Well, except that the facility hosting the retreat, it was known at the time, charged around two hundred dollars to feed and house a family for the weekend. This meant, in effect, that the weekend of fellowship was for those in the minority portion of the congregation who could afford it. Bad idea. Really, really, bad idea.
Oh, there was no backlash. Nobody mentioned it in public. I heard no grumbling. But I was terribly bothered by it. It was so simple, so clear, so blatant. Did anybody organizing the event realize what it sounds like, what it means, when you stand in a pulpit and say that the whole congregation is invited, when most of the people know it is impossible for them, and those doing the inviting already know that? What exactly is the congregation implied to be in such circumstances? Those who can afford to be a part of it? And uh, parenthetically, isn’t this the opposite of what Jesus taught?
This a perfect example of how socio-economics works in the real world: money divides people, all of the time in a myriad of ways. But the example is especially disconcerting in an organization where nobody is supposed to be divided in any way. Even more worrisome is that when I mentioned this to a few people who could afford to attend the retreat, as far as I could tell the economics and the consequent divide hadn’t occurred to them at all. None of these people were mean or cruel people, but they were—and this is not an excuse—clueless. Those of us who enjoy power and privilege in a group small or large are likely to never notice the way we flaunt our position and lord it over others, and why should we? When all is well, when we have everything we need and most everything we want, what would cause us to stop and see the other side? What could cause us to question what we’ve always known?

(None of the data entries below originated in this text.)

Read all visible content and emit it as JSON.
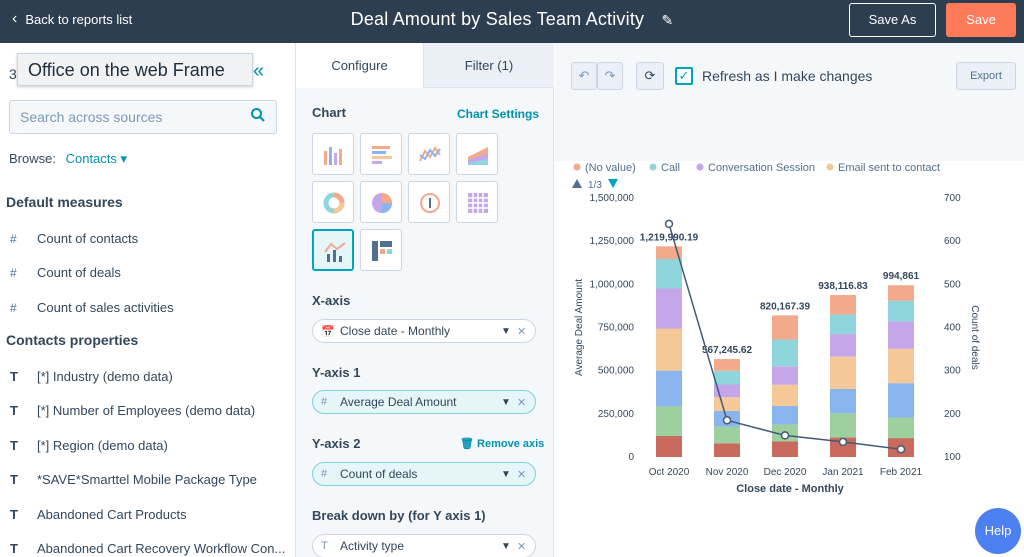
{
  "topbar": {
    "back_label": "Back to reports list",
    "title": "Deal Amount by Sales Team Activity",
    "save_as_label": "Save As",
    "save_label": "Save"
  },
  "left": {
    "tooltip": "Office on the web Frame",
    "count_prefix": "3",
    "search_placeholder": "Search across sources",
    "browse_label": "Browse:",
    "browse_value": "Contacts",
    "default_measures_heading": "Default measures",
    "measures": [
      {
        "type": "#",
        "label": "Count of contacts"
      },
      {
        "type": "#",
        "label": "Count of deals"
      },
      {
        "type": "#",
        "label": "Count of sales activities"
      }
    ],
    "properties_heading": "Contacts properties",
    "properties": [
      {
        "type": "T",
        "label": "[*] Industry (demo data)"
      },
      {
        "type": "T",
        "label": "[*] Number of Employees (demo data)"
      },
      {
        "type": "T",
        "label": "[*] Region (demo data)"
      },
      {
        "type": "T",
        "label": "*SAVE*Smarttel Mobile Package Type"
      },
      {
        "type": "T",
        "label": "Abandoned Cart Products"
      },
      {
        "type": "T",
        "label": "Abandoned Cart Recovery Workflow Con..."
      }
    ]
  },
  "mid": {
    "tabs": [
      "Configure",
      "Filter (1)"
    ],
    "chart_label": "Chart",
    "chart_settings_link": "Chart Settings",
    "xaxis_label": "X-axis",
    "xaxis_value": "Close date - Monthly",
    "yaxis1_label": "Y-axis 1",
    "yaxis1_value": "Average Deal Amount",
    "yaxis2_label": "Y-axis 2",
    "remove_axis_link": "Remove axis",
    "yaxis2_value": "Count of deals",
    "breakdown_label": "Break down by (for Y axis 1)",
    "breakdown_value": "Activity type"
  },
  "right": {
    "refresh_label": "Refresh as I make changes",
    "export_label": "Export",
    "help_label": "Help"
  },
  "chart_data": {
    "type": "bar",
    "categories": [
      "Oct 2020",
      "Nov 2020",
      "Dec 2020",
      "Jan 2021",
      "Feb 2021"
    ],
    "xlabel": "Close date - Monthly",
    "ylabel": "Average Deal Amount",
    "y2label": "Count of deals",
    "ylim": [
      0,
      1500000
    ],
    "y2lim": [
      100,
      700
    ],
    "yticks": [
      "0",
      "250,000",
      "500,000",
      "750,000",
      "1,000,000",
      "1,250,000",
      "1,500,000"
    ],
    "y2ticks": [
      "100",
      "200",
      "300",
      "400",
      "500",
      "600",
      "700"
    ],
    "legend": [
      "(No value)",
      "Call",
      "Conversation Session",
      "Email sent to contact"
    ],
    "legend_pager": "1/3",
    "totals": [
      1219990.19,
      567245.62,
      820167.39,
      938116.83,
      994861
    ],
    "total_labels": [
      "1,219,990.19",
      "567,245.62",
      "820,167.39",
      "938,116.83",
      "994,861"
    ],
    "colors": [
      "#c96a5e",
      "#9ecf9e",
      "#8ab4ee",
      "#f4c897",
      "#c5a6e8",
      "#8fd6dc",
      "#f3a98c"
    ],
    "stack_fractions": [
      [
        0.1,
        0.14,
        0.17,
        0.2,
        0.19,
        0.14,
        0.06
      ],
      [
        0.14,
        0.17,
        0.16,
        0.14,
        0.13,
        0.14,
        0.12
      ],
      [
        0.11,
        0.12,
        0.13,
        0.15,
        0.13,
        0.19,
        0.17
      ],
      [
        0.12,
        0.15,
        0.15,
        0.2,
        0.14,
        0.12,
        0.12
      ],
      [
        0.11,
        0.12,
        0.2,
        0.2,
        0.16,
        0.12,
        0.09
      ]
    ],
    "line_series": {
      "name": "Count of deals",
      "values": [
        640,
        185,
        150,
        135,
        118
      ]
    }
  }
}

What would incite inquiry into that which seems so normal, so natural and so right to us? What, that is, except a heart and mind in a different, which is to say proper, place?
We need to stop and think. We need to think about the things we say and choose to do. There are numerous examples of the above case in point; little situations we probably don’t even notice, that drive a wedge between humans because of economics. We need to think about a Christianity that prides itself on following the Bible and striving to emulate the church of the first century. In that church, everyone had everything in common, and no one was in need. Those who had, sold what they had so that those who had not, could have. We need to think about how we don’t like to think about that little detail. We need to think about getting a clue.
And by “we,” I mean myself most of all.